In fact, the children have emerged as a metaphor for the couple’s story. Their intention was to expose them as little as possible. They presented Archie as a baby in Windsor, swaddled and obscured from the cameras. In the documentary, Archie and Lilibet are initially filmed at a distance with their backs turned. But gradually they move into focus. And all the talk on protecting the family seems vacuous. Something similar happens with the race issue, with Meghan giving mixed versions about how she feels about her environment – how she has been treated in jobs in the US and the UK on account of attitudes towards race.

Harry & Meghan
One of the personal images that the Duke and Duchess of Sussex have used to promote their Netflix documentary. DPA vía Europa Press (DPA vía Europa Press)

In a column in the UK magazine The Spectator, its deputy editor, Freddy Gray, claimed that perhaps the couple suffers from something similar to what 19th-century French psychiatrists Charles Lasègue and Jules Falret called folie à deux – a disorder whereby two individuals in close association become co-dependent in a delusional shared system. “In such cases, the shrinks say, a husband and wife can act ‘as a resonator, increasing the pitch of their narcissism,’” writes Gray. “Harry and Meghan aren’t just cynically fishing for empathy in the great lakes of woke America, then.

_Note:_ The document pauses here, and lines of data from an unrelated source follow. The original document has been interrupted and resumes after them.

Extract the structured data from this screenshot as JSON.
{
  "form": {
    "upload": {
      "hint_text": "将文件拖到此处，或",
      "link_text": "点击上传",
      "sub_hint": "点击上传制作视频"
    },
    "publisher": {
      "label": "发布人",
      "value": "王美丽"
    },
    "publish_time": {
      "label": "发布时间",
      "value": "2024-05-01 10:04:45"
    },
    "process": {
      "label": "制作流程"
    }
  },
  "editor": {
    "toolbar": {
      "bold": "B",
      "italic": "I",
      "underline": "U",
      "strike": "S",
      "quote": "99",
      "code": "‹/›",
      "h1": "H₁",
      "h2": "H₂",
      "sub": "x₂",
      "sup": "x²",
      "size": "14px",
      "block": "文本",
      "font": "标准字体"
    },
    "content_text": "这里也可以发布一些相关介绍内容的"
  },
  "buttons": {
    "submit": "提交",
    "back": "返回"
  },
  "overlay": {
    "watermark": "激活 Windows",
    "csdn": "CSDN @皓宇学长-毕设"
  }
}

They fully believe themselves to be star-crossed lovers destined to bring down structural racism – a Bonnie and Clyde against the system.”

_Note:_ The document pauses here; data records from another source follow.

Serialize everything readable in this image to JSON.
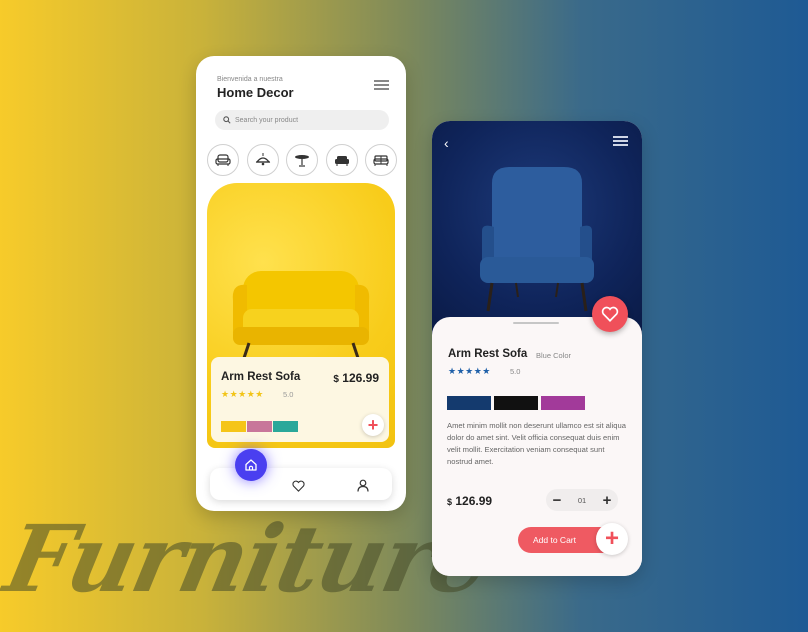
{
  "background_text": "Furniture",
  "home": {
    "greeting": "Bienvenida a nuestra",
    "title": "Home Decor",
    "search_placeholder": "Search your product",
    "categories": [
      "armchair-icon",
      "lamp-icon",
      "table-icon",
      "sofa-icon",
      "couch-icon"
    ],
    "product": {
      "name": "Arm Rest Sofa",
      "currency": "$",
      "price": "126.99",
      "stars": "★★★★★",
      "rating": "5.0",
      "swatches": [
        "#f5c518",
        "#c8769a",
        "#2aa89a"
      ],
      "add_label": "+"
    },
    "nav": [
      "home-icon",
      "heart-icon",
      "user-icon"
    ]
  },
  "detail": {
    "back": "‹",
    "product_name": "Arm Rest Sofa",
    "color_label": "Blue Color",
    "stars": "★★★★★",
    "rating": "5.0",
    "swatches": [
      "#143a6e",
      "#111111",
      "#a23a9a"
    ],
    "description": "Amet minim mollit non deserunt ullamco est sit aliqua dolor do amet sint. Velit officia consequat duis enim velit mollit. Exercitation veniam consequat sunt nostrud amet.",
    "currency": "$",
    "price": "126.99",
    "quantity": "01",
    "minus": "−",
    "plus": "+",
    "cart_label": "Add to Cart",
    "cart_plus": "+"
  },
  "colors": {
    "accent": "#f0505a",
    "nav_active": "#4a3ff0",
    "star_yellow": "#f2c417",
    "star_blue": "#1e5fa8"
  }
}
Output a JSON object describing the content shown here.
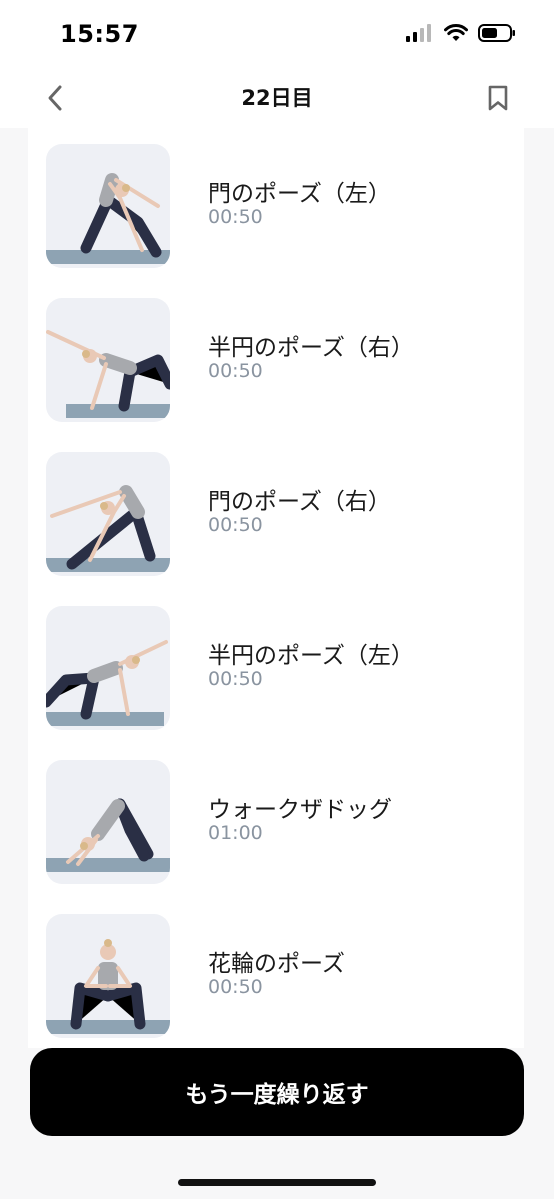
{
  "status_bar": {
    "time": "15:57",
    "icons": [
      "cellular-signal-icon",
      "wifi-icon",
      "battery-icon"
    ]
  },
  "nav": {
    "title": "22日目",
    "back_icon": "chevron-left-icon",
    "bookmark_icon": "bookmark-icon"
  },
  "exercises": [
    {
      "name": "門のポーズ（左）",
      "duration": "00:50"
    },
    {
      "name": "半円のポーズ（右）",
      "duration": "00:50"
    },
    {
      "name": "門のポーズ（右）",
      "duration": "00:50"
    },
    {
      "name": "半円のポーズ（左）",
      "duration": "00:50"
    },
    {
      "name": "ウォークザドッグ",
      "duration": "01:00"
    },
    {
      "name": "花輪のポーズ",
      "duration": "00:50"
    }
  ],
  "repeat_button": {
    "label": "もう一度繰り返す"
  },
  "colors": {
    "background": "#f7f7f8",
    "card": "#ffffff",
    "duration_text": "#8a94a0",
    "button": "#000000",
    "mat": "#8ea3b3"
  }
}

There are another three episodes that the British press is already describing as “poison” despite not having had access to them. On the one hand, it had better be so: if not, the novelty will be zero and the couple’s credibility irreparably damaged. But if rivers of verbal cyanide do actually flow in the forthcoming episodes, the couple’s relationship with the royal palace, which has so far only spoken unofficially of its disbelief and sadness over the series, may be broken forever. The impact on the palace does not, however, appear to overly concern the couple – note the fragment of Diana’s controversial interview with Panorama in 1995, whose re-broadcast, even in part, Prince William succeeded in getting banned. And still to come is the publication of Harry’s memoir, Spare, to go on sale on January 10. It is hard to imagine what scraps of new information readers can hope to find in its pages.